Auch bei Carla und mir war das Segeln die eigentliche Triebfeder für unsere
Weltumrundung. Anfangs konnte ich es täglich gar nicht richtig erwarten, bis
die Segel gesetzt waren. Erst nach den ersten Tausenden von Seemeilen wurde mir
klar, dass "Blauwassersegeln" viel mehr ist als die Auseinandersetzung
mit der Natur unter Zuhilfenahme von Wind und Segel. Tatsächlich verbringt man die Zeit bei einer -
üblichen - mehrjährigen Weltumsegelung weit mehr vor Anker als auf hoher See.
Die Segelzeit macht nicht mehr als 25 bis 30 Prozent der Reisedauer aus, die
übrige Zeit liegt die Yacht vor Anker oder - selten - im Hafen. "Jeder
Segeltag ist ein verlorener Hafentag" ist zwar ein etwas negatives
Resümee, doch zeigt es, dass bei der Auswahl der Yacht der Lebens- und
Wohnqualität auf Blauwasserfahrt herausragende Bedeutung zukommt. Dies stand
auch
bei der Anschaffung der THALASSA im Vordergrund.

Nachdem
sich unsere Weltreisen fast ausschließlich in warmen bis heißen Gebieten
abspielen (wir können Schnee und Eis nichts abgewinnen) ist das Cockpit
der
zentrale Platz auf der THALASSA, sowohl unterwegs als auch vor Anker. Es hat nur
noch wenig Ähnlichkeit mit dem naturgemäß immer engen Cockpit einer
Einrumpfyacht, sei sie auch an die 20 Meter lang.
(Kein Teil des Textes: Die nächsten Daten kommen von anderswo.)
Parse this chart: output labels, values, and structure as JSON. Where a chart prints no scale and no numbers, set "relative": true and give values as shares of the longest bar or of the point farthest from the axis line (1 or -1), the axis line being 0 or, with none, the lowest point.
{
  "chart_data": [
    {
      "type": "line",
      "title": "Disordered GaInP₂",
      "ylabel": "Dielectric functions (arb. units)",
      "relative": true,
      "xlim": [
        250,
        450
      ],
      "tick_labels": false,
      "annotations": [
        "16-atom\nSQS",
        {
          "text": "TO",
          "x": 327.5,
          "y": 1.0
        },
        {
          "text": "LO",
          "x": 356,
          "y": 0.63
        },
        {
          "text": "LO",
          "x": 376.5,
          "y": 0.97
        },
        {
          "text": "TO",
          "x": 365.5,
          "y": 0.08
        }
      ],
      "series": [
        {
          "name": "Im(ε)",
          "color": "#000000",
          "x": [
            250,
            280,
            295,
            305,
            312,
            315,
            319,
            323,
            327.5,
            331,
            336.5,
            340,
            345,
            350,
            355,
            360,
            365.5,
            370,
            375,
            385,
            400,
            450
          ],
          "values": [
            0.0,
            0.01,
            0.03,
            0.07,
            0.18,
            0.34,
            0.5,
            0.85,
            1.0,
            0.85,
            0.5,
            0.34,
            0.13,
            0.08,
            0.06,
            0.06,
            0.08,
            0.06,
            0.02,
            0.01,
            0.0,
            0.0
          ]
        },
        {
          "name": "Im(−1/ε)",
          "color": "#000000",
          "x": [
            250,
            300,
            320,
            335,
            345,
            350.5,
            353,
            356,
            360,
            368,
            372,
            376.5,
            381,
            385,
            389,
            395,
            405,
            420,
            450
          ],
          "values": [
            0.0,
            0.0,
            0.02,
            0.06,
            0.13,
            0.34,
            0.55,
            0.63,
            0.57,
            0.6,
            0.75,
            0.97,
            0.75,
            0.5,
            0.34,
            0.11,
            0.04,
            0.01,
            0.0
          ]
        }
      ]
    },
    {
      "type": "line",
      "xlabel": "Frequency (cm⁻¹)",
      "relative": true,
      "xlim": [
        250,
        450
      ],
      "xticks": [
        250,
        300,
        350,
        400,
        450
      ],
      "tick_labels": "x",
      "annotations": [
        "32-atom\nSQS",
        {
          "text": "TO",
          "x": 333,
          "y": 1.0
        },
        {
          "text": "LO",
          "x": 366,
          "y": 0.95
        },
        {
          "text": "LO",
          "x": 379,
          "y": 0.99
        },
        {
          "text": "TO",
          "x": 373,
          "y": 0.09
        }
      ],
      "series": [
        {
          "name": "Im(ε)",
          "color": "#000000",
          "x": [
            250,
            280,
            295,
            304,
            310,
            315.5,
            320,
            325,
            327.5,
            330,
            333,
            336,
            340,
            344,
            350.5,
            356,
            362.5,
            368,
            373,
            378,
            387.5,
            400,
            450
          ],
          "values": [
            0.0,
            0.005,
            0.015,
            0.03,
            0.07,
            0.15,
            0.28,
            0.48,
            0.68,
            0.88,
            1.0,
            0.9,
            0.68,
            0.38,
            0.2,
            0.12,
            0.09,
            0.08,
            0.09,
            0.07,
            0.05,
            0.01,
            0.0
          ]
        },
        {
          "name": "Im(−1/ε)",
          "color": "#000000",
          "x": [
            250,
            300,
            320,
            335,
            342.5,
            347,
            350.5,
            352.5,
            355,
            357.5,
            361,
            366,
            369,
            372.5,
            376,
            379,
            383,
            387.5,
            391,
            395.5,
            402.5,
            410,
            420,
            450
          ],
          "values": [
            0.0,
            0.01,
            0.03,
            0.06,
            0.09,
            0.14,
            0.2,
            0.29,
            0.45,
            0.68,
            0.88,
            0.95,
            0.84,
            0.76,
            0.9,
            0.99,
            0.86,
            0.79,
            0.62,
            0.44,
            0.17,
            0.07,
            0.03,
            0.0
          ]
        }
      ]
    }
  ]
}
Zu zweit kommt man sich -
unterwegs - fast schon etwas verloren vor, soviel Platz hat man. Dafür kann man
bequem am Cockpittisch seine Mahlzeiten einnehmen. Selbstverständlich ist der
Tisch weder kardanisch, noch werden nasse Tücher oder Antirutsch-Folien
benutzt. Selbst Biergläser bleiben auch bei hartem Wetter sicher auf dem Tisch
stehen. Dies ist unterwegs ein großer Vorteil, denn man ist nicht gezwungen,
nach jedem Essen den Tisch abräumen zu müssen(!).
Ob
der Steuerstand (links) bequem, zweckdienlich oder ausreichend für zwei
Personen ist, ist mehr eine akademische Frage, denn er wird - kaum jemals benutzt,
außer zum Ankern oder bei Hafenmanöver. Fast ausnahmslos läuft die THALASSA
unter der Selbststeueranlage - entweder mit dem elektrischen
Robertson-Automat
(Verbrauch: 10 Ampere) oder unter dem Windpilot mit einem halben Ampere.
Was
häufig bei der Planung einer Yacht vergessen wird, ist ihre Bewohnbarkeit in
den Tropen. Hier haben wir auch bei der Bestellung der Yacht einen Fehler
gemacht, der leicht vermeidbar gewesen wäre - ich hätte nur bei Schenk
nachlesen müssen: Das Bimini-Verdeck habe ich in Rot gewählt, was bei den
üblichen 35 bis 40 Grad Hitzegraden hier in der Türkei das Cockpit praktisch
unbewohnbar gemacht hat. Einmal habe ich auf der Unterseite des Bimini
unerträgliche 55 Grad gemessen. Wir haben dann unter das Bimini-Dach eine
weiße "Zwischendecke" einziehen lassen (bei gleichen Bedingungen 40
Grad gemessen), was die Wohnlichkeit des Cockpits selbst bei heißestem Wetter
nunmehr gewährleistet.
Vom
Cockpit aus lässt sich gut mit der Pantry
kommunizieren, was für die Harmonie
an Bord unverzichtbar ist. Es geht nicht darum, den Smutje mit guten
Ratschlägen zu unterstützen (der kann das schon alleine), sondern schlicht um
den fortwährenden Kontakt der Besatzung einer Yacht untereinander.
Die
Ausstattung der Kombüse drängt sich heute auf. Leider, ich sage bewusst
"leider", hat der Petroleumofen ausgedient. Nicht, weil er zu schlecht
gewesen wäre, sondern weil seine Ersatzteile und ein ordentliches Petroleum
weltweit kaum noch zu erhalten sind. So blieb uns nichts anderes als der Gasofen
(mit Herd) übrig - selbstverständlich mit allen Sicherheitseinrichtungen wie
Gasalarm etc. Ein elektrischer Herd ist mit Batteriestrom nicht zu speisen,
sondern müsste von einem Generator betrieben werden. Man stelle sich mal vor,
man lässt 20 Pferdestärken für eine Tasse Kaffee orgeln und rußen.
Etwas
anderes ist es mit dem Mikrowellenherd - aus der Metro bezogen und damit
billiger als mancher Block an Bord der THALASSA! Seine Versorgung mit Strom aus
dem Inverter (220 Volt) ist kein Problem, weil die Mikrowelle meist nur für ein
paar Minuten benötigt wird.
Gleiches gilt
für andere elektrische Helferlein aus dem Kaufhaus wie Mixquirl etc
Auf
Grund der vorgegebenen Raumaufteilung hat sich leider kein Platz für eine Gefriertruhe, sondern nur für einen Gefrierschrank (und einen Kühlschrank)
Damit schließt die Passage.